Sunday, March 26, 2006

Quentin Anderson


QA: I had caught from Jacques Barzun early on a sense that William James was a figure of great importance and attractiveness. That happened when I was an undergraduate. I don’t think that I had read any Henry James at the time that I was a graduate student at Harvard.

. . .

QA: Having been a Columbia undergraduate, I was accustomed to the relatively small classes and relatively intimate sort of instruction that Columbia afforded. Since Harvard threw its graduates and its undergraduates together in many courses, the character of the Harvard courses was far more a matter of a teacher at a lectern in a room of 150 people. I did, of course, have the advantage of the tutorial attention of eminences like Matthiessen and Miller. But for the most part, the instruction, as I say, was in very large classes and had nothing of the sort that I’d experienced at Columbia as an undergradate. I had been an undergraduate in the colloquium on important books which was taught jointly by Jacques Barzun and Lionel Trilling. That had been the most exciting of my classroom experiences and remains so. Columbia, after all, had given me a sense of a way of pursuing literature.

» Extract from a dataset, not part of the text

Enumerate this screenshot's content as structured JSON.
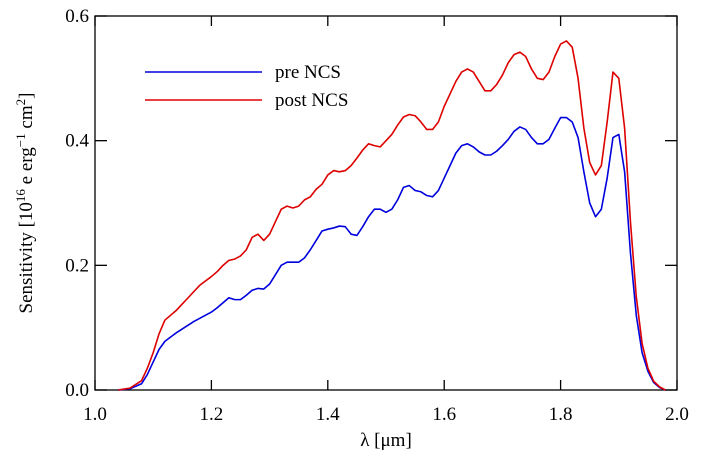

DT: Can you describe what that sense was?

QA: One didn’t dream for a moment of seeking to detach literature from its cultural matrix, even to the extent that it seemed detached at Harvard.

DT: “Even” to the extent that it seemed detached at Harvard? Didn’t it seem very detached at Harvard?

QA: I thought so.

—Diana Trilling, “The Shape of a Career: A Conversation with Quentin Anderson, January 1984,” in Donadio, Railton, and Seavy, Emerson and His Legacy: Essays in Honor of Quentin Anderson (Carbondale, Southern Illionois UP, 1986).


The volume includes a piece by Jacques Barzun, “Quentin Anderson, Redux,” in which the following appears:

Henry [James], Sr., kept lecturing and writing in the tone of one offering the world manifest truisms, and the world had not a glimmer of what he saw.